A personal perspective was shared by Michal Peleg Uziyahu, JEWISHcolorado’s shlicha, Jewish Agency emissary from Israel.

Uziyahu spoke not only as an Israeli representative to Colorado but as an Israeli mother.

As she delivered her remarks, Uziyahu’s husband and three children, Shira, 9, and twin boys, Ron and Ofri, 8, were at her home in a small community on the Israel-Gaza border, under constant rocket attack.

“Unfortunately, I’m here, far away from them.”

She said she could imagine that the people in the audience see the Israeli’s situation as “impossible.”

“I was raised to deal with this impossible situation.”

Uziyahu was an eighth-grader during the first Gulf War, and was terrified of a chemical attack. When she told her father she was terrified and asked if they could “fly somewhere,” her father told her, “You have nowhere else to go. You have only this land.”

As a child, she repeatedly said goodbye to her father as he left for his military service. As a child, she was trained to look for suspicious items.

“I lost people dear to me in terror attacks and in defense of the land of Israel.”

Uziyahu said it is now time to teach her own kids, “and make sure they are resilient.”

“I gave birth to my kids during the Second Lebanon War, under rocket attack in 2006. In their preschool, my kids learned songs that teach them how to run in 15 seconds or less to the shelters, and how to relax and to breathe.”

Uziyahu expressed her appreciation the Denver Jewish community, “dear friends abroad who care about us.”

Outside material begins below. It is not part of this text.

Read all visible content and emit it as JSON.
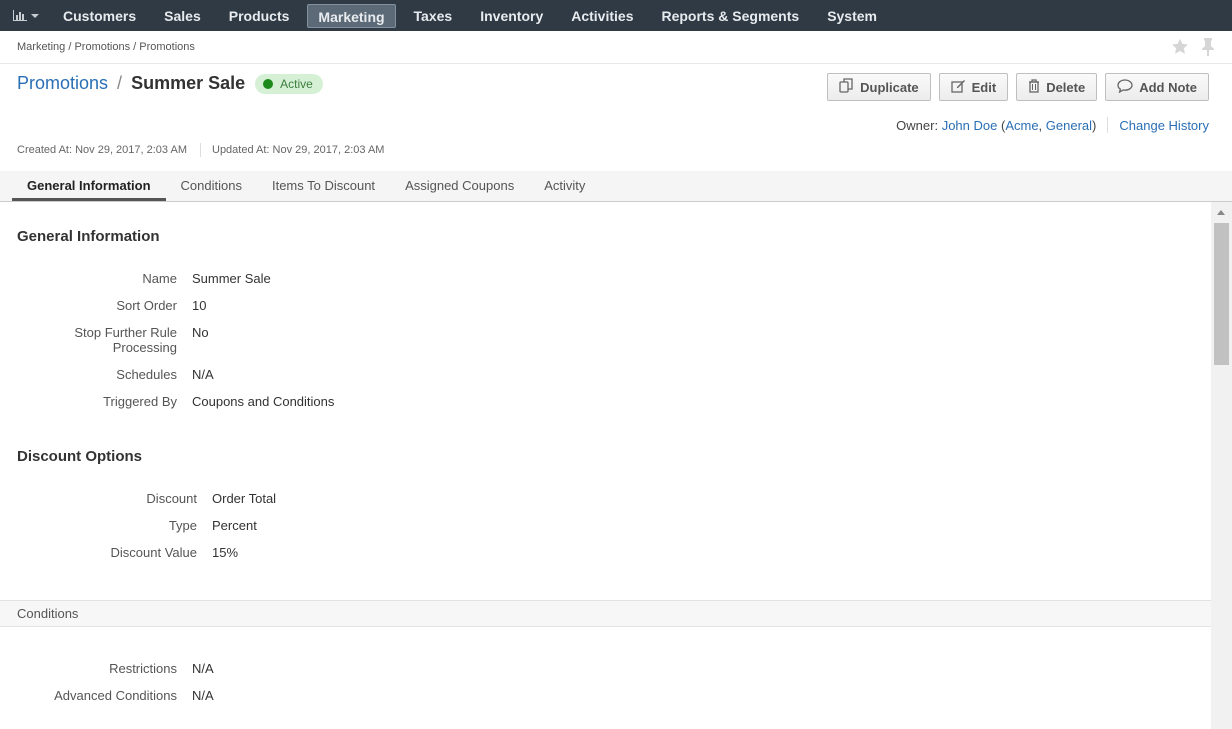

She said she felt bittersweet about her children coming to Denver the following day.

She didn’t want her children to grow up thinking anytime things get stressful in Israel they can run away to America.

“America is not our refuge. We do not have another land.

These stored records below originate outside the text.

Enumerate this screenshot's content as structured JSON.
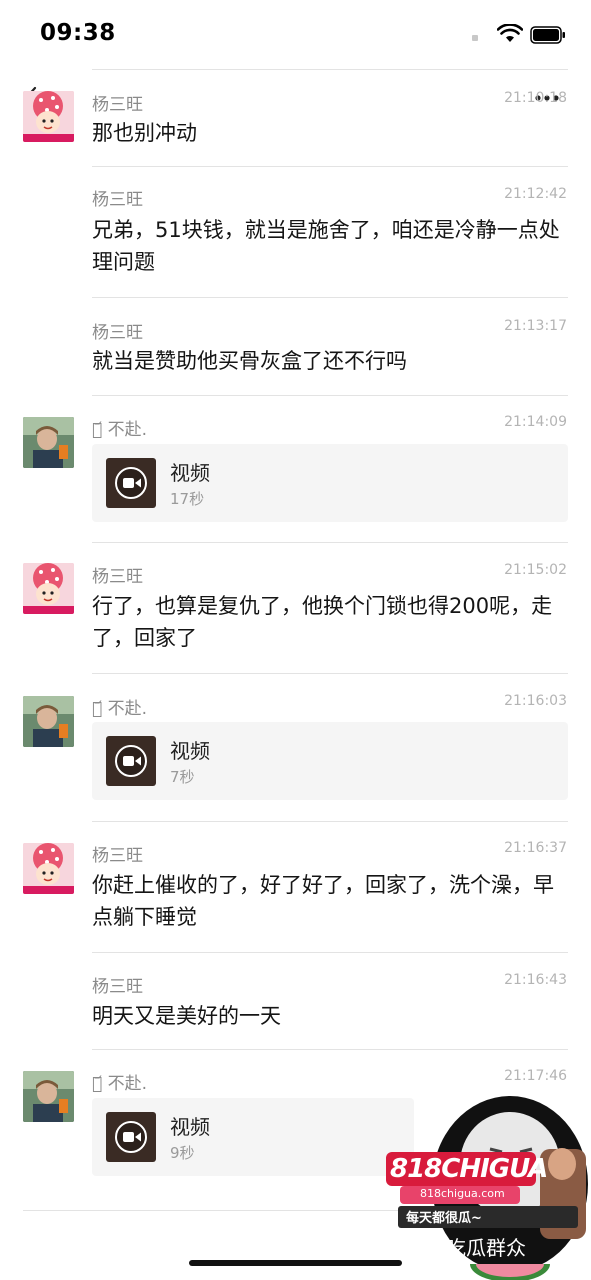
{
  "status_bar": {
    "time": "09:38"
  },
  "messages": [
    {
      "sender": "杨三旺",
      "time": "21:10:18",
      "text": "那也别冲动"
    },
    {
      "sender": "杨三旺",
      "time": "21:12:42",
      "text": "兄弟，51块钱，就当是施舍了，咱还是冷静一点处理问题"
    },
    {
      "sender": "杨三旺",
      "time": "21:13:17",
      "text": "就当是赞助他买骨灰盒了还不行吗"
    },
    {
      "sender": "ᦀ᷄ 不赴.",
      "time": "21:14:09",
      "video_label": "视频",
      "duration": "17秒"
    },
    {
      "sender": "杨三旺",
      "time": "21:15:02",
      "text": "行了，也算是复仇了，他换个门锁也得200呢，走了，回家了"
    },
    {
      "sender": "ᦀ᷄ 不赴.",
      "time": "21:16:03",
      "video_label": "视频",
      "duration": "7秒"
    },
    {
      "sender": "杨三旺",
      "time": "21:16:37",
      "text": "你赶上催收的了，好了好了，回家了，洗个澡，早点躺下睡觉"
    },
    {
      "sender": "杨三旺",
      "time": "21:16:43",
      "text": "明天又是美好的一天"
    },
    {
      "sender": "ᦀ᷄ 不赴.",
      "time": "21:17:46",
      "video_label": "视频",
      "duration": "9秒"
    }
  ],
  "watermark": {
    "logo": "818CHIGUA",
    "url": "818chigua.com",
    "slogan": "每天都很瓜~",
    "caption": "吃瓜群众"
  },
  "colors": {
    "sender": "#8a8a8a",
    "timestamp": "#b4b4b4",
    "video_card": "#f5f5f5",
    "watermark_red": "#d81b3c"
  }
}
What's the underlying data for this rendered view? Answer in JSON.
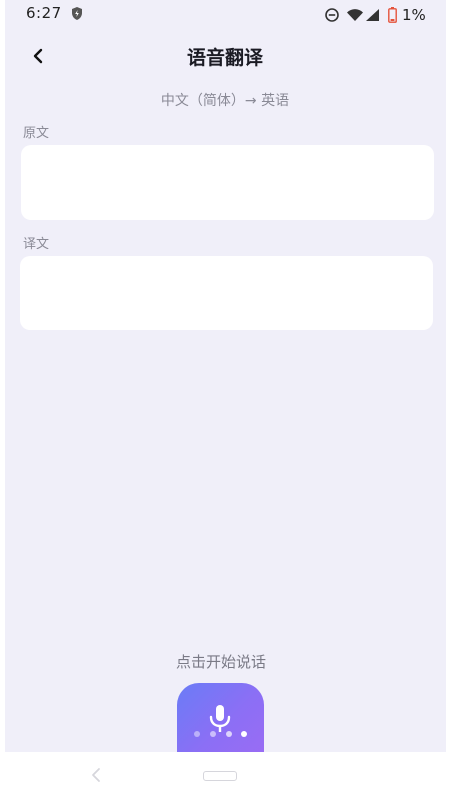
{
  "status_bar": {
    "time": "6:27",
    "battery": "1%",
    "icons": [
      "shield-icon",
      "do-not-disturb-icon",
      "wifi-icon",
      "cell-signal-icon",
      "battery-icon"
    ]
  },
  "header": {
    "title": "语音翻译",
    "back_icon": "chevron-left-icon"
  },
  "language_pair": "中文（简体）→ 英语",
  "source": {
    "label": "原文",
    "value": ""
  },
  "target": {
    "label": "译文",
    "value": ""
  },
  "hint": "点击开始说话",
  "mic": {
    "icon": "microphone-icon"
  },
  "nav": {
    "back_icon": "nav-back-icon",
    "home_icon": "nav-home-icon"
  },
  "colors": {
    "background": "#f0eff9",
    "card": "#ffffff",
    "accent_start": "#6a7cf6",
    "accent_end": "#9a6cf4",
    "muted_text": "#8a8a96"
  }
}
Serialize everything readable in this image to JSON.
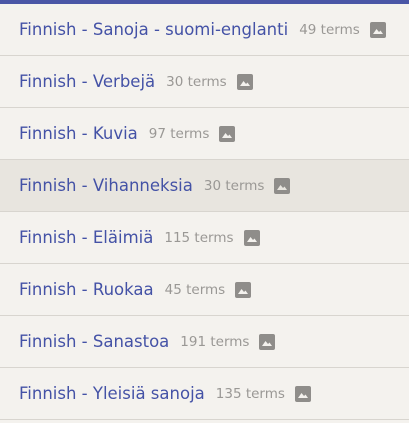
{
  "sets": [
    {
      "title": "Finnish - Sanoja - suomi-englanti",
      "count": "49 terms",
      "icon": "image-icon",
      "active": false
    },
    {
      "title": "Finnish - Verbejä",
      "count": "30 terms",
      "icon": "image-icon",
      "active": false
    },
    {
      "title": "Finnish - Kuvia",
      "count": "97 terms",
      "icon": "image-icon",
      "active": false
    },
    {
      "title": "Finnish - Vihanneksia",
      "count": "30 terms",
      "icon": "image-icon",
      "active": true
    },
    {
      "title": "Finnish - Eläimiä",
      "count": "115 terms",
      "icon": "image-icon",
      "active": false
    },
    {
      "title": "Finnish - Ruokaa",
      "count": "45 terms",
      "icon": "image-icon",
      "active": false
    },
    {
      "title": "Finnish - Sanastoa",
      "count": "191 terms",
      "icon": "image-icon",
      "active": false
    },
    {
      "title": "Finnish - Yleisiä sanoja",
      "count": "135 terms",
      "icon": "image-icon",
      "active": false
    }
  ],
  "colors": {
    "accent": "#4a56a6",
    "title": "#4452a6",
    "count": "#9a9895",
    "icon": "#8f8d8a",
    "background": "#f4f2ee",
    "active_row": "#e8e5df",
    "divider": "#d8d5cf"
  }
}
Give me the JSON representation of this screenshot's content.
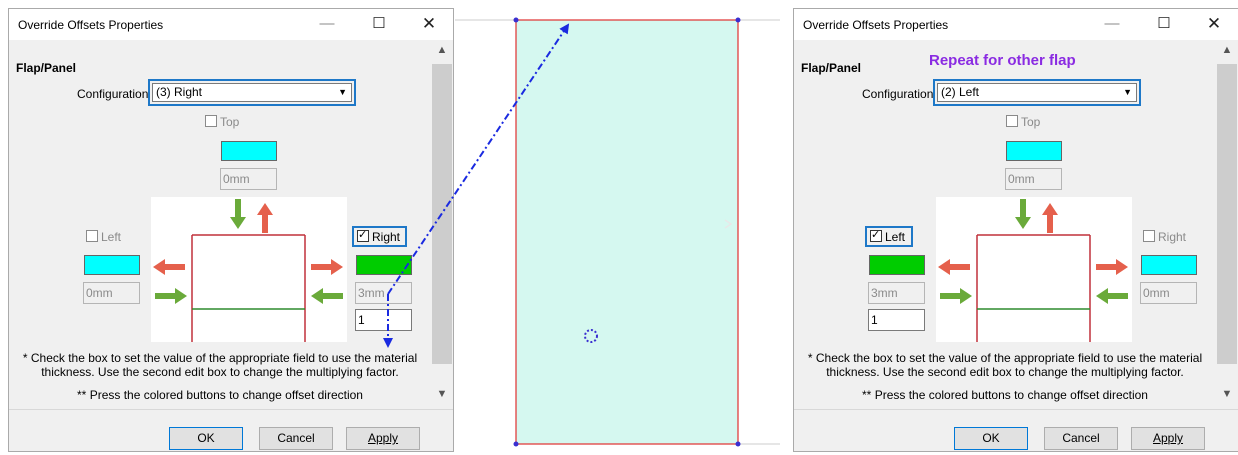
{
  "dialogs": [
    {
      "title": "Override Offsets Properties",
      "window_buttons": {
        "minimize": "—",
        "maximize": "☐",
        "close": "✕"
      },
      "section_label": "Flap/Panel",
      "annotation": "",
      "configuration_label": "Configuration",
      "configuration_value": "(3) Right",
      "top": {
        "label": "Top",
        "checked": false,
        "field_value": "0mm",
        "color": "#00ffff"
      },
      "left": {
        "label": "Left",
        "checked": false,
        "field_value": "0mm",
        "color": "#00ffff"
      },
      "right": {
        "label": "Right",
        "checked": true,
        "field_value": "3mm",
        "factor": "1",
        "color": "#00cc00"
      },
      "note1": "* Check the box to set the value of the appropriate field to use the material",
      "note2": "thickness. Use the second edit box to change the multiplying factor.",
      "note3": "** Press the colored buttons to change offset direction",
      "buttons": {
        "ok": "OK",
        "cancel": "Cancel",
        "apply": "Apply"
      }
    },
    {
      "title": "Override Offsets Properties",
      "window_buttons": {
        "minimize": "—",
        "maximize": "☐",
        "close": "✕"
      },
      "section_label": "Flap/Panel",
      "annotation": "Repeat for other flap",
      "configuration_label": "Configuration",
      "configuration_value": "(2) Left",
      "top": {
        "label": "Top",
        "checked": false,
        "field_value": "0mm",
        "color": "#00ffff"
      },
      "left": {
        "label": "Left",
        "checked": true,
        "field_value": "3mm",
        "factor": "1",
        "color": "#00cc00"
      },
      "right": {
        "label": "Right",
        "checked": false,
        "field_value": "0mm",
        "color": "#00ffff"
      },
      "note1": "* Check the box to set the value of the appropriate field to use the material",
      "note2": "thickness. Use the second edit box to change the multiplying factor.",
      "note3": "** Press the colored buttons to change offset direction",
      "buttons": {
        "ok": "OK",
        "cancel": "Cancel",
        "apply": "Apply"
      }
    }
  ],
  "canvas": {
    "panel_fill": "#d5f8f0",
    "panel_border": "#e03030",
    "vertex_color": "#3a2fd0",
    "arrow_color": "#1a2ae0"
  },
  "colors": {
    "highlight_border": "#1e78c8",
    "annotation_text": "#8a2be2",
    "arrow_red": "#e5604c",
    "arrow_green": "#6aaa3a",
    "diagram_line_green": "#2e8b2e",
    "diagram_line_red": "#c0303a"
  }
}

“Only a strong Israel will be our refuge.”

Uziyahu’s remarks were met with a standing ovation.

Elana KaufmanELANA Kaufman, who had just returned to Denver the previous day with the Israel Study Tour (IST), spoke. Her fellow ISTers sat together in the audience.

She noted that their trip had started with the kidnapping and concluded with an alteration in their itinerary to move the Denver teens to a safer place in northern Israel.

Kaufman said the line from The Star Spangled Banner “ . . . and the rockets’ red glare the bombs bursting in air . . . ” took on special meaning for ISTers on July 4 this year when they saw the Iron Dome system intercept a rocket shot into the skies over Israel from Gaza.

This summer, Kaufman and her peers had a unique IST experience. “We saw a side to Israel that many do not understand.”

Kaufman, too, received a standing ovation for her remarks.

The event concluded with articulate and impassioned pleas from JEWISHcolorado Emergency Campaign Co-Chairs Elaine Asarch and Bettina Kurowski.

Asarch said the Denver Jewish community had been asked to advance $70,000 to the national,  Stop the Sirens $10 million campaign conducted by the Jewish Federations of North America in partnership with the Union of Reform Judaism and United Synagogue of Conservative Judaism.

Asarch expressed her concern for the plight of the elderly and disadvantaged in Israel during this stressful period of warfare, and said that financial support is a way to help meet their special needs.

Kurowski, a newcomer to the Denver Jewish community, is a former campaign chair for the Jewish Federation of Greater Los Angeles. She said she was gratified by the Denver Jewish community’s response to the recent crises in Israel and urged continued generosity toward the emergency campaign.